Data lineage in machine learning refers to the tracking and documentation of data’s journey throughout its lifecycle in an ML system. Here are the key points about data lineage in ML:

  1. Definition: Data lineage tracks the origin, movement, transformations, and destinations of data within ML pipelines and systems.

  2. Purpose:

    • Provides visibility into data flow and transformations
    • Enables tracing errors back to their root cause
    • Supports reproducibility of ML experiments and models
    • Facilitates debugging and auditing of ML processes
  3. What is tracked:

    • Code versions (e.g., Git commit hashes)
    • Configurations and hyperparameters
    • Input data sources and versions
    • Model versions
    • Transformations applied to data
    • Resources used (e.g., GPU types, CPU count)
    • Ownership information
  4. Benefits:

    • Improves experiment tracking and bookkeeping
    • Enhances reproducibility of ML experiments
    • Supports debugging and error tracing
    • Enables compliance and auditing in regulated industries
    • Facilitates model explainability and transparency
  5. Visualization: Data lineage is often represented visually, showing the flow of data from source to destination, including transformations and intermediate steps.

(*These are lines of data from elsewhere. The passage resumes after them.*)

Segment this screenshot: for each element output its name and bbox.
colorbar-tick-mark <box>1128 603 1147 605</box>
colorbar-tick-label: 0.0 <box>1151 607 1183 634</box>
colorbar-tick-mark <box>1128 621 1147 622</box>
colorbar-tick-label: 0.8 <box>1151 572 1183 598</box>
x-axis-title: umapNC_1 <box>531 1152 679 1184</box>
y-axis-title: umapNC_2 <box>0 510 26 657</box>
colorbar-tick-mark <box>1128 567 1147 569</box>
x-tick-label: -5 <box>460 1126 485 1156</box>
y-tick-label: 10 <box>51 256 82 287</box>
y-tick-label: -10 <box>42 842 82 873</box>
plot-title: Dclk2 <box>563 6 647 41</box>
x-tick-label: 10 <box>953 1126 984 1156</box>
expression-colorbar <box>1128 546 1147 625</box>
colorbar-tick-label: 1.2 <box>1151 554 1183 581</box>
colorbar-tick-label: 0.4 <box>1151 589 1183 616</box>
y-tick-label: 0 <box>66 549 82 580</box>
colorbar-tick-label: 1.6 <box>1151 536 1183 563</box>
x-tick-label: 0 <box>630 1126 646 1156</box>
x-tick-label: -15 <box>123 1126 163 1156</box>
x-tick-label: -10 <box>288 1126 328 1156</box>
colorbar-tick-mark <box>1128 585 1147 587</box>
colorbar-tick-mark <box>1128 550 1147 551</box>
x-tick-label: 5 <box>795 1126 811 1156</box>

  6. Tools: Various ML platforms and tools offer data lineage tracking capabilities, such as Neptune, Sematic, and others.

  7. Relation to data provenance: Data lineage is considered a subset of data provenance, which tracks not only the data itself but also the systems and processes influencing the data.

  8. Implementation: Data lineage tracking should ideally be automated by ML platforms rather than manually maintained, due to the complexity and volume of information involved.

  9. Scope: The granularity of data lineage can vary from high-level system interactions to detailed tracking of individual data points and their transformations.